What you’re describing is actually what a quantum computer does, but that requires that both computers on either end be identical and have identical states to act as automatic verification. That isn’t even possible in the real world yet, only in tightly controlled laboratory conditions between just two endpoints.

The tech isn’t here to make it feasible, users won’t accept it as long as it uses their own resources, and no company is going to give elevated privileges to a source not controlled by them. Physics sort of wins out over your delusions, especially once you involve more than two endpoints.

I’d think you were right, if it was 2008.

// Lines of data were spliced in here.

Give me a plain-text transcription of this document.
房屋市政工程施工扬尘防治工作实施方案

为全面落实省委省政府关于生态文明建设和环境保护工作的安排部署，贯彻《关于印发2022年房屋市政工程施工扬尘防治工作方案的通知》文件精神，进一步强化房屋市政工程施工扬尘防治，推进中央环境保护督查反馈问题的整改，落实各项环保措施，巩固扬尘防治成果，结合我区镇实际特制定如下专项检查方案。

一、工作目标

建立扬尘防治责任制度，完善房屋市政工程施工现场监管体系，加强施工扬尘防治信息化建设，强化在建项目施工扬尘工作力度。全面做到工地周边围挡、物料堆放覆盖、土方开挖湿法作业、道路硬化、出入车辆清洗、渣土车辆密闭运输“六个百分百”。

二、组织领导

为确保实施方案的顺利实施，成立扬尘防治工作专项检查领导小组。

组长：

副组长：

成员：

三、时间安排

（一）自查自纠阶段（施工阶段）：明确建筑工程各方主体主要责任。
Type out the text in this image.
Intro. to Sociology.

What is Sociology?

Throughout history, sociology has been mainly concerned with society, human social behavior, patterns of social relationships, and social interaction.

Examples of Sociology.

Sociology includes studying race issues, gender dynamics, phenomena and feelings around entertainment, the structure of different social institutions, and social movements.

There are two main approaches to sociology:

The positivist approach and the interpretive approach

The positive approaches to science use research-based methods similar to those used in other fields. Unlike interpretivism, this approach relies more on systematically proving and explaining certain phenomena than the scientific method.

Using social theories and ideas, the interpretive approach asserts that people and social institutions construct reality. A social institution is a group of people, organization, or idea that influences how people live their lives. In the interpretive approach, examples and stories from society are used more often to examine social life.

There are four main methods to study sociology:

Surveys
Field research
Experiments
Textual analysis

Fortunately, the things I’ve stated are true in 2021. It really sounds like I need to spin up a proof of concept in OCaml and deploy to a test net. Or, maybe the Asheron’s Call GDLE emulated server would be a great candidate. Utilize Nethereum to run the C# server code on a private Ethereum chain and see how (un)reasonably it works… :thinking:

i mean i wont go into specifics and get myself into trouble and banned by blizzard but one could easily send verification with their hacked numbers, like “other people” did with D2 to dupe and hack gambling.

What hacked numbers? You are a shard. You do math, 2 others verify. If 1 mismatches, 2 more verify. If those fail, permaban. Those are simple enough. Technically, bots could still operate, but the rules/items of the game would be absolute. IE: NFTs

Probably the best way to reduce lag noticeably is to remove or redesign Area Damage.

As others have stated, the huge numbers are not the problem, but rather the amount of calculations that need to be done

Subtracting 110 from the number 1539 will cause the same effort to calculate for a computer as subtracting several millions from several trillions due to how the computer works.

Area Damage needs to be removed completely or it needs to be redesigned so it only hits up to e.g. 5 enemies at max, which would also reduce the amount of calculations that need to be done, though it would also create additional calculations to figue out which enemies need to be hit.

That is the only real solution I see.

area damage should be removed from any multitarget spell. instead for multitarget spells it should just enhance it’s damage and not proc “area damage aoe”. can still remain the same for single target spells.

All locally with no latency. Hardly compelling. Don’t hold your breath for distributed computing to make a mark in online gaming.

I love a hater, and they are sooooo easy to find on the D3 forums. :rofl:

Someone thinks it will work…:thinking:

hxxps://xaya.io

hxxps://youtu.be/wMd9mvc8pqA <— Best way to catch up.